I have a bad habit of working for free. I blame grad school.
There, I did tons and tons of work for very little money, like teaching undergraduate classes or rewriting senior faculty articles. The classes and the diploma cost me money, which required student loan payments that continued into my 40s. The degree cost time, which meant that I was inconveniently pregnant just when it was time for me to enter the job market for the first time.
In graduate school, I was trained to believe that the life of the mind should not be sullied with filthy lucre. Reading books was reward enough! Even after grad school, the handful of entry level jobs that were available to me wouldn’t have paid for my childcare bills. So that meant that I was forced to take even lower paid jobs where I was regarded as disposable trash by the larger academic community, just because I need the flexibility.
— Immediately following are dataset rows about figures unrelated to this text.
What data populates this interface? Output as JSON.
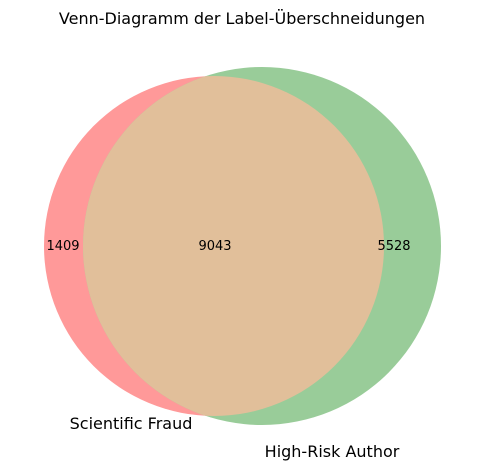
{
  "chart_data": {
    "type": "venn",
    "title": "Venn-Diagramm der Label-Überschneidungen",
    "sets": [
      {
        "name": "Scientific Fraud",
        "only_count": "1409",
        "color": "#ff9999"
      },
      {
        "name": "High-Risk Author",
        "only_count": "5528",
        "color": "#99cc99"
      }
    ],
    "intersection": {
      "count": "9043",
      "color": "#e1bf9a"
    }
  }
}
Later, I went onto juggle childcare and special needs caretaking with barely paid work in journalism and social media writing. A typical day would involve 18 hours a day of work, if you include parenting and caretaking stuff, which I do. Most of the days brought in exactly zero dollars.
The past twelve months has been a rather stellar time of poor career choices. I spent six months running for office — lots of work and no money. After that, I started up a new “venture” providing autism parents with information about college and other transition information. I did a great job building up the venture. Tons of followers, webinars, information, one-on-one Zoom meetings, but no business model. I figured I would monetize later.
Well, monetizing has to happen now. I’ve been too busy to sit down for months. I can’t sustain this level of work, particularly without pay.
After a lot of debate, I decided to monetize my work with consultations and customized services for individuals and schools. I wish I could give out my services for free, but the status quo is not sustainable. 503’s and grants are too much hassle. I’ll do some pro bono work on the side, but I must subsidize my work with private services.
This is hard for me. Friends have sat me down, just in the past week, and told me to knock it off. I need to go to capitalism school to undo years of bad choices.